Micronuclei are round and oval shaped bodies found in the cytoplasm; refractile and improperly shaped cells are not scored. Cells with more micronuclei are scored as a single micronucleated cell.

Criteria for interpretation:
Positive:
There is dose-related increase in micronuclei at at least one collection time.
And if one or more doses induces a statistically significant (p<0.05) increase in micronuclei induction.

Negative:
The positive criteria are not met.

Both biological and statistical significance are considered together.

Statistics:

No statistical analysis was required to evaluate results.

Results and discussion

Applicant's summary and conclusion

Conclusions:

Interpretation of results: negative
Pullulanase did not induce micronuclei (clastogenic effects) in male or female mice at doses up to 5000 mg Pullulanase/kg bw when injected by IP injection.

Executive summary:

In a dose range-finding study 3 male and 3 female mice/dose received vehicle (PBS 10 mL/kg), 50, 158.1, 500, 1581, or 5000 mg (half-log doses) Pullulanase/kg by ip injection. The top dose 5000mg/kg was not toxic to mice and selected as the highest dose for the micronucleus testing.

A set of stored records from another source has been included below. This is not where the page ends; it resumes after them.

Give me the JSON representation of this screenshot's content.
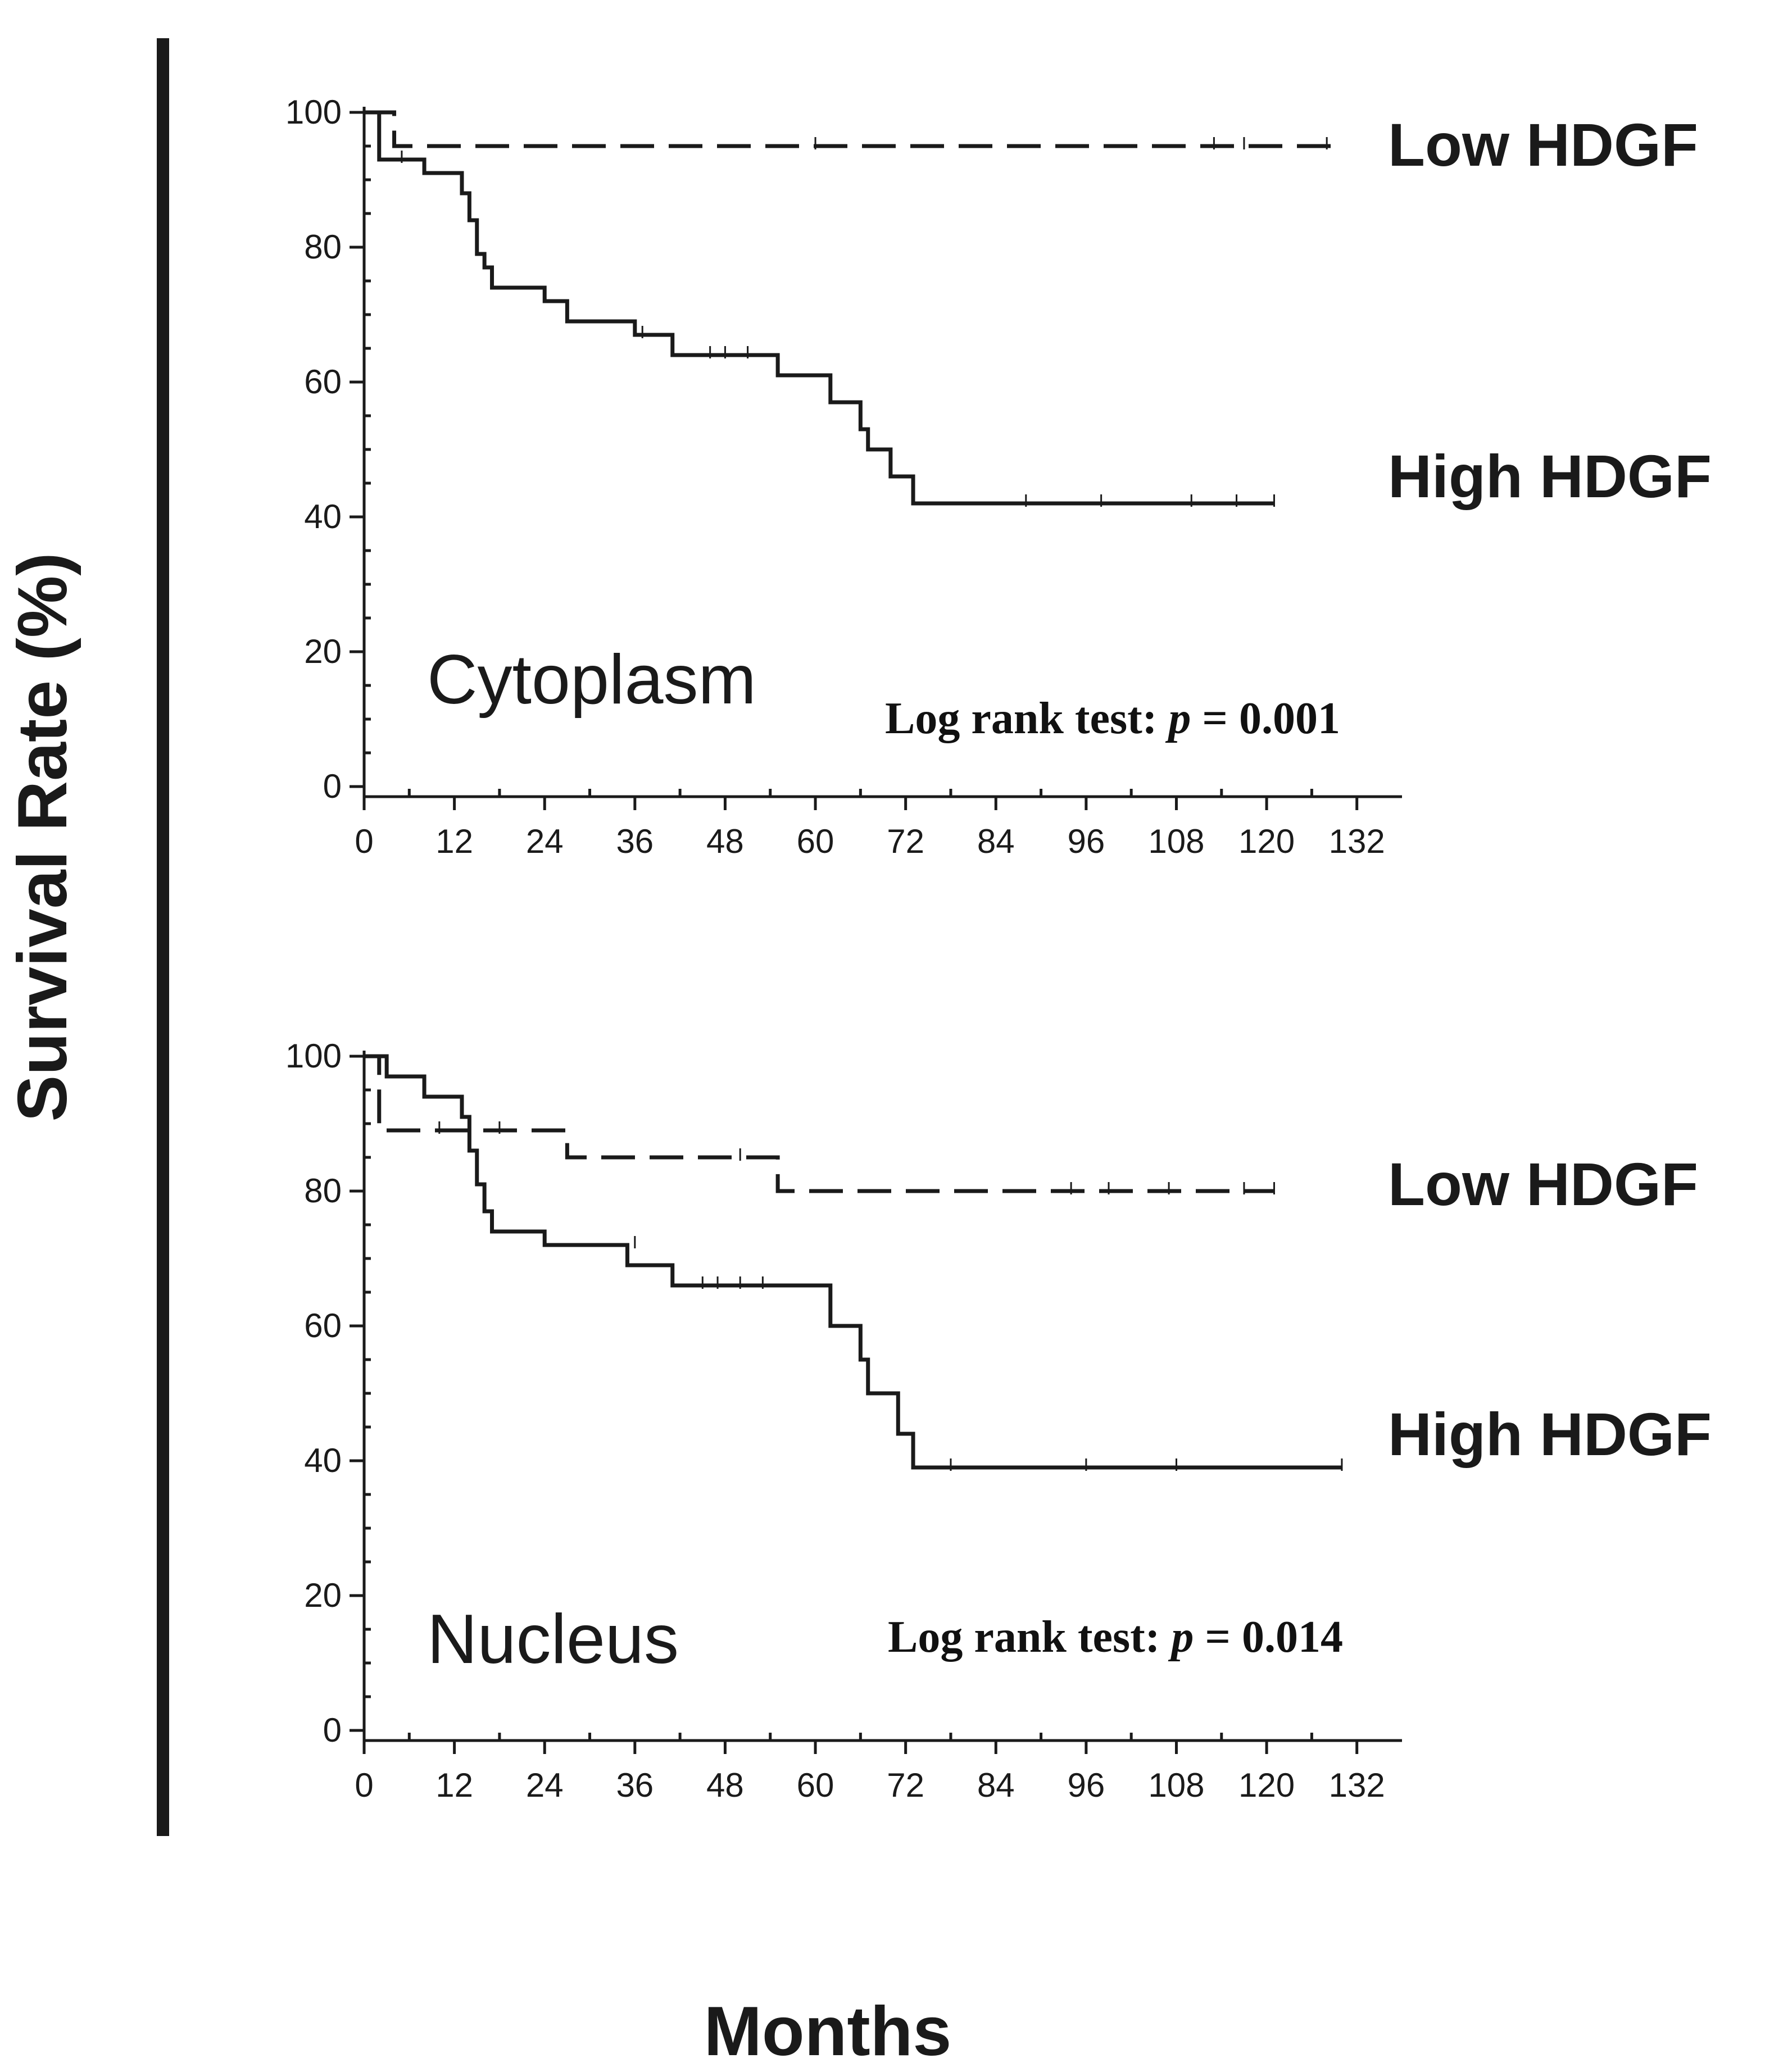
{
  "axis_titles": {
    "y": "Survival Rate (%)",
    "x": "Months"
  },
  "colors": {
    "ink": "#1a1a1a",
    "background": "#ffffff"
  },
  "chart_data": [
    {
      "type": "line",
      "title": "Cytoplasm",
      "xlabel": "Months",
      "ylabel": "Survival Rate (%)",
      "xlim": [
        0,
        138
      ],
      "ylim": [
        0,
        100
      ],
      "x_ticks": [
        0,
        12,
        24,
        36,
        48,
        60,
        72,
        84,
        96,
        108,
        120,
        132
      ],
      "y_ticks": [
        0,
        20,
        40,
        60,
        80,
        100
      ],
      "annotation": {
        "prefix": "Log rank test: ",
        "p_symbol": "p",
        "suffix": " = 0.001"
      },
      "series": [
        {
          "name": "Low HDGF",
          "style": "dashed",
          "steps": [
            [
              0,
              100
            ],
            [
              4,
              95
            ],
            [
              129,
              95
            ]
          ],
          "censored": [
            [
              60,
              95
            ],
            [
              113,
              95
            ],
            [
              117,
              95
            ],
            [
              128,
              95
            ]
          ]
        },
        {
          "name": "High HDGF",
          "style": "solid",
          "steps": [
            [
              0,
              100
            ],
            [
              2,
              93
            ],
            [
              8,
              91
            ],
            [
              13,
              88
            ],
            [
              14,
              84
            ],
            [
              15,
              79
            ],
            [
              16,
              77
            ],
            [
              17,
              74
            ],
            [
              24,
              72
            ],
            [
              27,
              69
            ],
            [
              36,
              67
            ],
            [
              41,
              64
            ],
            [
              55,
              61
            ],
            [
              62,
              57
            ],
            [
              66,
              53
            ],
            [
              67,
              50
            ],
            [
              70,
              46
            ],
            [
              73,
              42
            ],
            [
              121,
              42
            ]
          ],
          "censored": [
            [
              5,
              93
            ],
            [
              37,
              67
            ],
            [
              46,
              64
            ],
            [
              48,
              64
            ],
            [
              51,
              64
            ],
            [
              88,
              42
            ],
            [
              98,
              42
            ],
            [
              110,
              42
            ],
            [
              116,
              42
            ],
            [
              121,
              42
            ]
          ]
        }
      ]
    },
    {
      "type": "line",
      "title": "Nucleus",
      "xlabel": "Months",
      "ylabel": "Survival Rate (%)",
      "xlim": [
        0,
        138
      ],
      "ylim": [
        0,
        100
      ],
      "x_ticks": [
        0,
        12,
        24,
        36,
        48,
        60,
        72,
        84,
        96,
        108,
        120,
        132
      ],
      "y_ticks": [
        0,
        20,
        40,
        60,
        80,
        100
      ],
      "annotation": {
        "prefix": "Log rank test: ",
        "p_symbol": "p",
        "suffix": " = 0.014"
      },
      "series": [
        {
          "name": "Low HDGF",
          "style": "dashed",
          "steps": [
            [
              0,
              100
            ],
            [
              2,
              89
            ],
            [
              27,
              85
            ],
            [
              55,
              80
            ],
            [
              121,
              80
            ]
          ],
          "censored": [
            [
              10,
              89
            ],
            [
              18,
              89
            ],
            [
              50,
              85
            ],
            [
              94,
              80
            ],
            [
              99,
              80
            ],
            [
              107,
              80
            ],
            [
              117,
              80
            ],
            [
              121,
              80
            ]
          ]
        },
        {
          "name": "High HDGF",
          "style": "solid",
          "steps": [
            [
              0,
              100
            ],
            [
              3,
              97
            ],
            [
              8,
              94
            ],
            [
              13,
              91
            ],
            [
              14,
              86
            ],
            [
              15,
              81
            ],
            [
              16,
              77
            ],
            [
              17,
              74
            ],
            [
              24,
              72
            ],
            [
              35,
              69
            ],
            [
              41,
              66
            ],
            [
              62,
              60
            ],
            [
              66,
              55
            ],
            [
              67,
              50
            ],
            [
              71,
              44
            ],
            [
              73,
              39
            ],
            [
              130,
              39
            ]
          ],
          "censored": [
            [
              36,
              72
            ],
            [
              45,
              66
            ],
            [
              47,
              66
            ],
            [
              50,
              66
            ],
            [
              53,
              66
            ],
            [
              78,
              39
            ],
            [
              96,
              39
            ],
            [
              108,
              39
            ],
            [
              130,
              39
            ]
          ]
        }
      ]
    }
  ]
}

In the main study, the micronuclei from bone marrow of 15 male and 15 female mice/dose were analyzed. Mice were given one of 5 doses, 500, 889, 1581, 2811 or 5000 mg Pullulanase/kg, by ip injection. Five male and 5 female mice were exposed to vehicle or positive control. Bone marrow cells were collected from 5 male and female mice/time killed 12, 24 and 48 hours after exposure. Cells were collected by flushing the bone marrow canal of the femur with fetal bovine serum. Cells were centrifuged, smeared on slides, dried, fixed with methanol, stained with Giemsa and analyzed at 100x (oil immersion) magnification. Analyzed were polychromatic erythrocytes (PCEs) per 1000 erythrocytes.

The positive control, 0.4 mg triethylenemelamine (TEM), induced some toxicity, as evidenced by depression of percentage of newly-formed PCEs, and TEM elevated the number of micronuclei in PCEs from male and female mice. No toxic effects were observed in the bone marrow cells and no significant number of micronuceli were induced in mice of either sex, exposed to 1581, 2811 or 5000 mg Pullulanase/kg. Pullulanase did not induce micronuceli (clastogenic effects) in male or female mice.